This post provides my look on MP ASM and an attempt to analyze and decompose it on parts. Despite this post provides ‘partitioning’ of a MP ASM only, many similarities can be found in other assemblers.

Although macro-assembler in most cases is referred as a single language, it worth to mention that it actually consists of two languages – ASM part and macro part. This is especially noticeable when switching from one family to another – macro part remains the same while ASM part is noticeably different due to difference in the instruction sets. Besides these two languages, there are also some other languages involved in process of developing an ASM application.
Table 1 gives list of identified programming languages (PL), their inputs and productions:

Language Operates on Produces Description
ASM Device resources Object files Target device language
Macro Macro variables and ASM statements Expanded ASM – intermediate source PL operating on ASM constructions
Preprocessor Input files and source code lines Preprocessed source PL operating on source lines
LKR Object files and sections, device definition Executable file PL operating on objects produced by ASM, It is also used to provide definition of device resources, so linker may properly allocate them.
MCP Source files Commands the compiler and linker A kind of “PL” used to specify what sources/files constitute a project
DEV Device definition Device simulation model PL for defining device architecture and resources for the simulator
SCL Device and application model Visual simulation or traces a VHDL-like simulation language

In some cases these languages provide overlapping capabilities, such as preprocessor’s #define vs macro’s equ and macro’s .org vs linker’s section start=.
From this set of languages only ASM is a “real” device language, whose statements will be actually executed by the device(s).

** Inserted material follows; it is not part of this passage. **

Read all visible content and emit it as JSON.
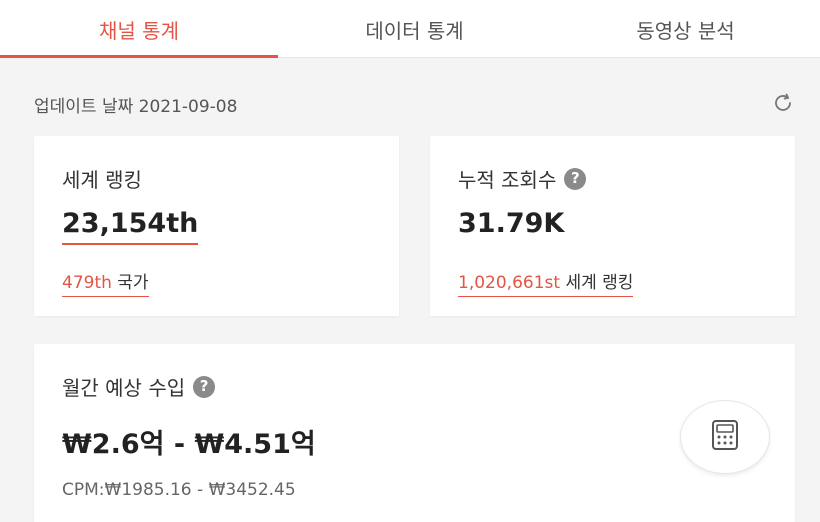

The other languages are tool languages, executed by the development tools.
Also there is a pseudo language used for expressing statement semantics (A <- B – A). Such pseudo language is necessary, because the mnemonics themselves are not descriptive enough (not “human readable”). Having just a mnemonic it is hard to say what the action it implies and what objects it affects. Furthermore, similar mnemonics given by different vendors may imply different semantics, which make it even more complicated.